Murcasel-Powell, who won her primary only four weeks ago, is farther behind in the ad race, with only $5 million spent or reserved for future slots. The Associated Press reported this month that “Republicans have outspent Democrats on Florida’s U.S. Senate race by roughly a 4-to-1 margin through [September 11]$12.7 million to $3.2 million. Based on ad spots reserved through the general election, that margin is expected to grow.”
Neither Allred nor Murcasel-Powell has received much support from the main national party operations, the Democratic Senatorial Campaign Committee, and the Chuck Schumer-aligned Senate Majority PAC. That may soon change.
Axios quoted DSCC Chair Senator Gary Peters on Tuesday, saying Florida and Texas “are real, and we hope to get resources into those states.” The report also noted, “Democrats are contemplating a late blitz in the Florida Senate race … While air time hasn’t been officially booked, Democratic sources tell us they expect the DSCC to make a splash in Florida in the coming weeks.”
Ok. But “hope to”? “Coming weeks”? We are less than six weeks from Election Day!
The hesitation is somewhat understandable. Peters, according to the Washington Post, “felt abandoned in his [2020] reelection bid in notoriously purple Michigan, as national Democrats poured tens of millions into ultimately hopeless places such as South Carolina and Iowa. As those races turned into mirages, Peters barely hung on, winning by less than two percentage points. So when Peters took over the DSCC the following year, he kept his focus on the states that seemed most winnable.”
Siphoning significant money from other races, even those where polling looks good, is probably wise. Any Democratic money spent in Florida and Texas will probably be met with more Republican money, especially from the free-spending multimillionaire Scott. Getting into a money race could quickly deplete Democratic coffers.
Democrats cannot expect to win either race by outspending Republicans. But Allred and Murcasel-Powell could use a public signal that the national Democratic Party sees their races as genuinely competitive right now. This will generate news coverage and stimulate small donor giving. As soon as possible, one good-sized check to each campaign would do the trick.
“What about Nebraska?” some of you might be asking. The Cornhusker State race features left-leaning independent Dan Osborn against Republican incumbent Deb Fischer. Osborn is a Navy veteran and labor union leader with a gruff, regular guy vibe. The state Democratic Party eschewed nominating its own candidate to ease Osborn’s path. What little polling we’ve seen shows a surprisingly close race, with Osborn behind one or two points. But his level of support is only in the low 40s. Getting to 50 percent will be a stiff challenge in a red state. An internal poll from the Osborn campaign released this week has him up one point, but internal polls should always be treated with suspicion.

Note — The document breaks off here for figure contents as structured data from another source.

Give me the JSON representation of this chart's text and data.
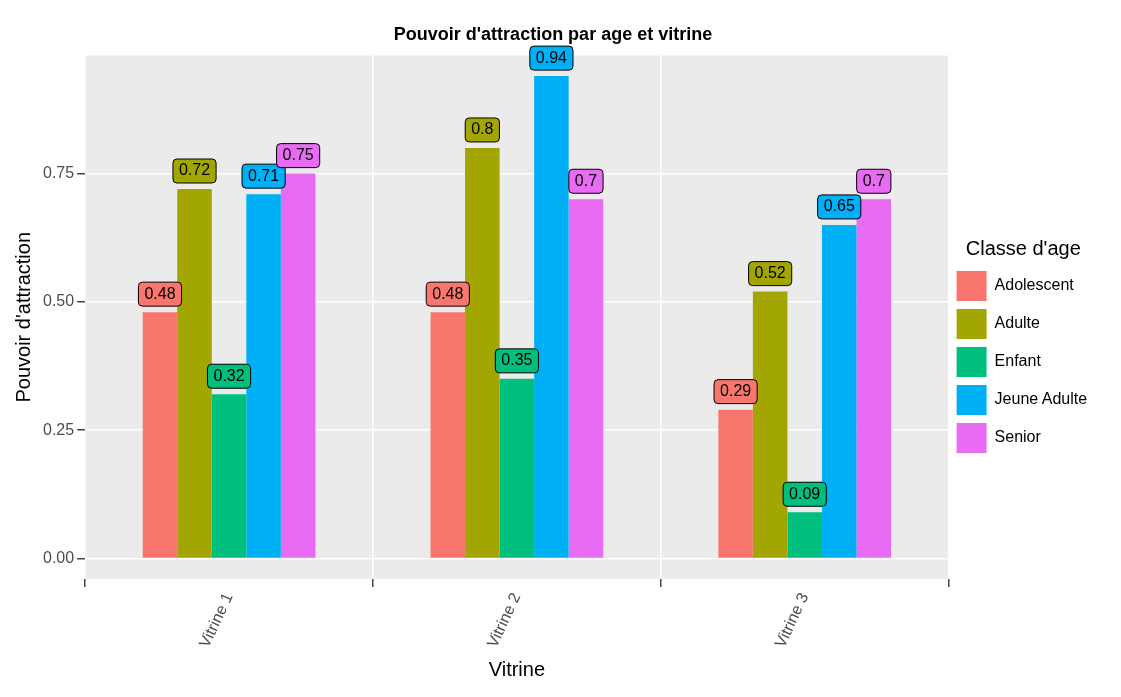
{
  "chart_data": {
    "type": "bar",
    "title": "Pouvoir d'attraction par age et vitrine",
    "xlabel": "Vitrine",
    "ylabel": "Pouvoir d'attraction",
    "legend_title": "Classe d'age",
    "categories": [
      "Vitrine 1",
      "Vitrine 2",
      "Vitrine 3"
    ],
    "series": [
      {
        "name": "Adolescent",
        "color": "#f8766d",
        "values": [
          0.48,
          0.48,
          0.29
        ]
      },
      {
        "name": "Adulte",
        "color": "#a3a500",
        "values": [
          0.72,
          0.8,
          0.52
        ]
      },
      {
        "name": "Enfant",
        "color": "#00bf7d",
        "values": [
          0.32,
          0.35,
          0.09
        ]
      },
      {
        "name": "Jeune Adulte",
        "color": "#00b0f6",
        "values": [
          0.71,
          0.94,
          0.65
        ]
      },
      {
        "name": "Senior",
        "color": "#e76bf3",
        "values": [
          0.75,
          0.7,
          0.7
        ]
      }
    ],
    "ylim": [
      -0.04,
      0.98
    ],
    "yticks": [
      {
        "value": 0,
        "label": "0.00"
      },
      {
        "value": 0.25,
        "label": "0.25"
      },
      {
        "value": 0.5,
        "label": "0.50"
      },
      {
        "value": 0.75,
        "label": "0.75"
      }
    ],
    "grid": true,
    "legend": "right",
    "data_labels": true
  }
}
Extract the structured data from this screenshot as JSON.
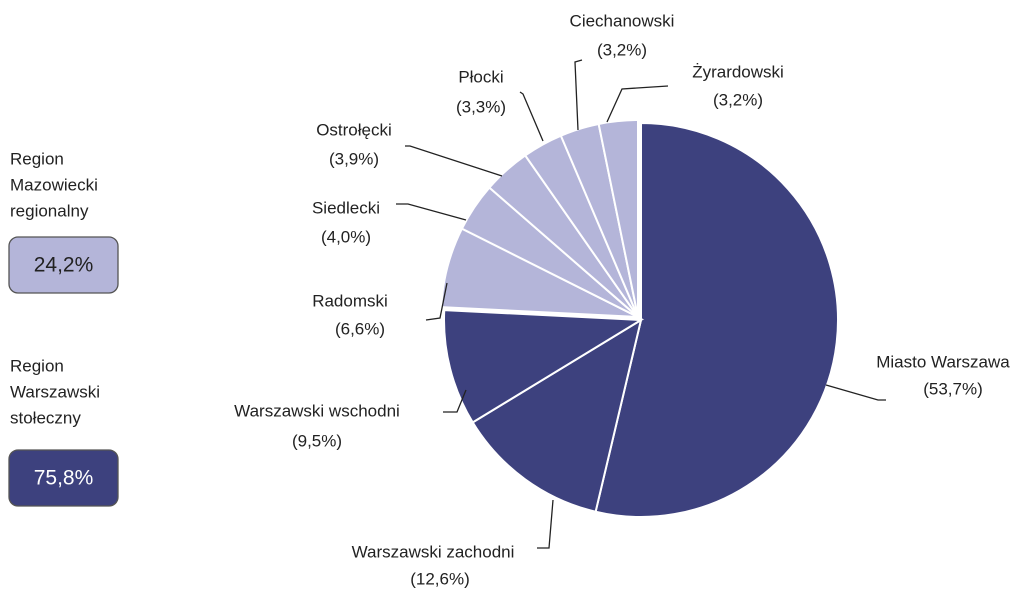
{
  "chart_data": {
    "type": "pie",
    "categories": [
      "Miasto Warszawa",
      "Warszawski zachodni",
      "Warszawski wschodni",
      "Radomski",
      "Siedlecki",
      "Ostrołęcki",
      "Płocki",
      "Ciechanowski",
      "Żyrardowski"
    ],
    "values": [
      53.7,
      12.6,
      9.5,
      6.6,
      4.0,
      3.9,
      3.3,
      3.2,
      3.2
    ],
    "value_labels": [
      "(53,7%)",
      "(12,6%)",
      "(9,5%)",
      "(6,6%)",
      "(4,0%)",
      "(3,9%)",
      "(3,3%)",
      "(3,2%)",
      "(3,2%)"
    ],
    "colors": [
      "#3d417e",
      "#3d417e",
      "#3d417e",
      "#b4b5d9",
      "#b4b5d9",
      "#b4b5d9",
      "#b4b5d9",
      "#b4b5d9",
      "#b4b5d9"
    ],
    "groups": [
      {
        "lines": [
          "Region",
          "Mazowiecki",
          "regionalny"
        ],
        "value": 24.2,
        "value_label": "24,2%",
        "color": "#b4b5d9"
      },
      {
        "lines": [
          "Region",
          "Warszawski",
          "stołeczny"
        ],
        "value": 75.8,
        "value_label": "75,8%",
        "color": "#3d417e"
      }
    ]
  }
}
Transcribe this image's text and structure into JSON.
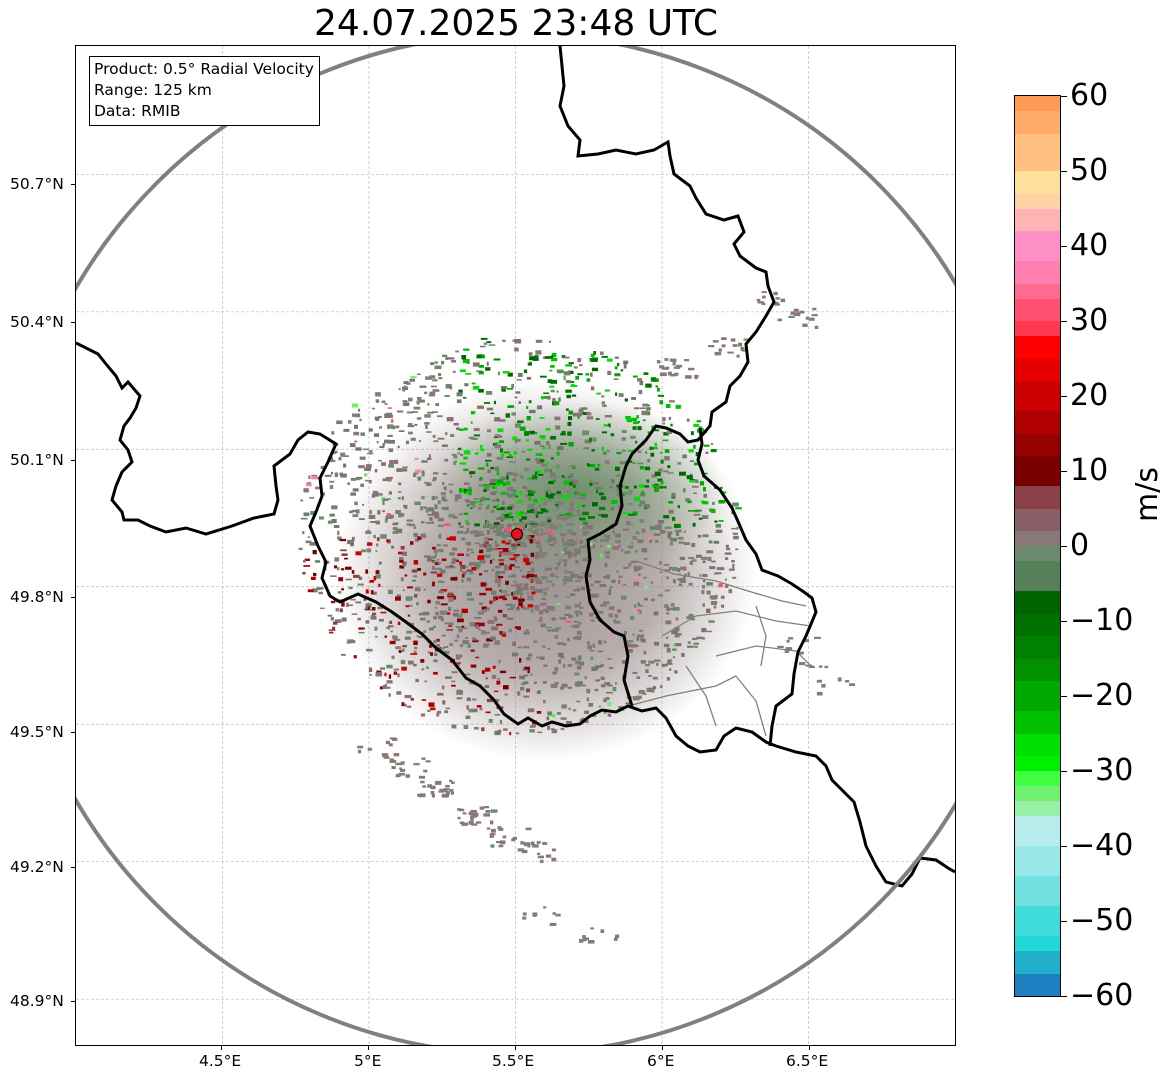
{
  "title": "24.07.2025 23:48 UTC",
  "info_box": {
    "product": "Product: 0.5° Radial Velocity",
    "range": "Range: 125 km",
    "data": "Data: RMIB"
  },
  "map": {
    "lon_range": [
      4.0,
      7.0
    ],
    "lat_range": [
      48.8,
      50.98
    ],
    "radar_site": {
      "lon": 5.505,
      "lat": 49.915,
      "color": "#e8101a"
    },
    "range_ring_km": 125,
    "lat_ticks": [
      {
        "value": 50.7,
        "label": "50.7°N"
      },
      {
        "value": 50.4,
        "label": "50.4°N"
      },
      {
        "value": 50.1,
        "label": "50.1°N"
      },
      {
        "value": 49.8,
        "label": "49.8°N"
      },
      {
        "value": 49.5,
        "label": "49.5°N"
      },
      {
        "value": 49.2,
        "label": "49.2°N"
      },
      {
        "value": 48.9,
        "label": "48.9°N"
      }
    ],
    "lon_ticks": [
      {
        "value": 4.5,
        "label": "4.5°E"
      },
      {
        "value": 5.0,
        "label": "5°E"
      },
      {
        "value": 5.5,
        "label": "5.5°E"
      },
      {
        "value": 6.0,
        "label": "6°E"
      },
      {
        "value": 6.5,
        "label": "6.5°E"
      }
    ]
  },
  "colorbar": {
    "label": "m/s",
    "min": -60,
    "max": 60,
    "ticks": [
      60,
      50,
      40,
      30,
      20,
      10,
      0,
      -10,
      -20,
      -30,
      -40,
      -50,
      -60
    ],
    "tick_labels": [
      "60",
      "50",
      "40",
      "30",
      "20",
      "10",
      "0",
      "−10",
      "−20",
      "−30",
      "−40",
      "−50",
      "−60"
    ],
    "bands": [
      {
        "from": 58,
        "to": 60,
        "color": "#ff9955"
      },
      {
        "from": 55,
        "to": 58,
        "color": "#ffaa66"
      },
      {
        "from": 50,
        "to": 55,
        "color": "#ffc080"
      },
      {
        "from": 47,
        "to": 50,
        "color": "#ffe09a"
      },
      {
        "from": 45,
        "to": 47,
        "color": "#ffd2a8"
      },
      {
        "from": 42,
        "to": 45,
        "color": "#ffb4b4"
      },
      {
        "from": 38,
        "to": 42,
        "color": "#ff90c8"
      },
      {
        "from": 35,
        "to": 38,
        "color": "#ff80b0"
      },
      {
        "from": 33,
        "to": 35,
        "color": "#ff6a90"
      },
      {
        "from": 30,
        "to": 33,
        "color": "#ff5070"
      },
      {
        "from": 28,
        "to": 30,
        "color": "#ff3850"
      },
      {
        "from": 25,
        "to": 28,
        "color": "#ff0000"
      },
      {
        "from": 22,
        "to": 25,
        "color": "#e60000"
      },
      {
        "from": 18,
        "to": 22,
        "color": "#cc0000"
      },
      {
        "from": 15,
        "to": 18,
        "color": "#b00000"
      },
      {
        "from": 12,
        "to": 15,
        "color": "#950000"
      },
      {
        "from": 8,
        "to": 12,
        "color": "#780000"
      },
      {
        "from": 5,
        "to": 8,
        "color": "#8a4048"
      },
      {
        "from": 2,
        "to": 5,
        "color": "#8a6068"
      },
      {
        "from": 0,
        "to": 2,
        "color": "#8a7878"
      },
      {
        "from": -2,
        "to": 0,
        "color": "#6e8a6e"
      },
      {
        "from": -6,
        "to": -2,
        "color": "#56805a"
      },
      {
        "from": -9,
        "to": -6,
        "color": "#006400"
      },
      {
        "from": -12,
        "to": -9,
        "color": "#007000"
      },
      {
        "from": -15,
        "to": -12,
        "color": "#008000"
      },
      {
        "from": -18,
        "to": -15,
        "color": "#009000"
      },
      {
        "from": -22,
        "to": -18,
        "color": "#00a800"
      },
      {
        "from": -25,
        "to": -22,
        "color": "#00c000"
      },
      {
        "from": -28,
        "to": -25,
        "color": "#00e000"
      },
      {
        "from": -30,
        "to": -28,
        "color": "#00f000"
      },
      {
        "from": -32,
        "to": -30,
        "color": "#40ff40"
      },
      {
        "from": -34,
        "to": -32,
        "color": "#70f070"
      },
      {
        "from": -36,
        "to": -34,
        "color": "#98f0a8"
      },
      {
        "from": -40,
        "to": -36,
        "color": "#b8ecec"
      },
      {
        "from": -44,
        "to": -40,
        "color": "#98e8e8"
      },
      {
        "from": -48,
        "to": -44,
        "color": "#70e0e0"
      },
      {
        "from": -52,
        "to": -48,
        "color": "#40dcdc"
      },
      {
        "from": -54,
        "to": -52,
        "color": "#20d8d8"
      },
      {
        "from": -57,
        "to": -54,
        "color": "#20b0cc"
      },
      {
        "from": -60,
        "to": -57,
        "color": "#1e80c0"
      }
    ]
  },
  "colors": {
    "border": "#000000",
    "admin_border": "#808080",
    "range_ring": "#808080",
    "grid": "#bbbbbb",
    "echo_gray": "#8a7878",
    "echo_green_gray": "#6e8a6e"
  }
}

Whatever Osborn’s chances are, they can’t be helped with national Democratic money. His campaign is premised on complete separation from Democrats. He even says he wants to form an “independent caucus” in the Senate. A Democratic cash drop would taint his brand.
Democrats must be clear-eyed. The Senate map does not look good. They can only keep control by winning at least one state where they are behind. Money will have to be spent in longshot races. Worrying about “wasting” money does not make sense when Senate control is on the line.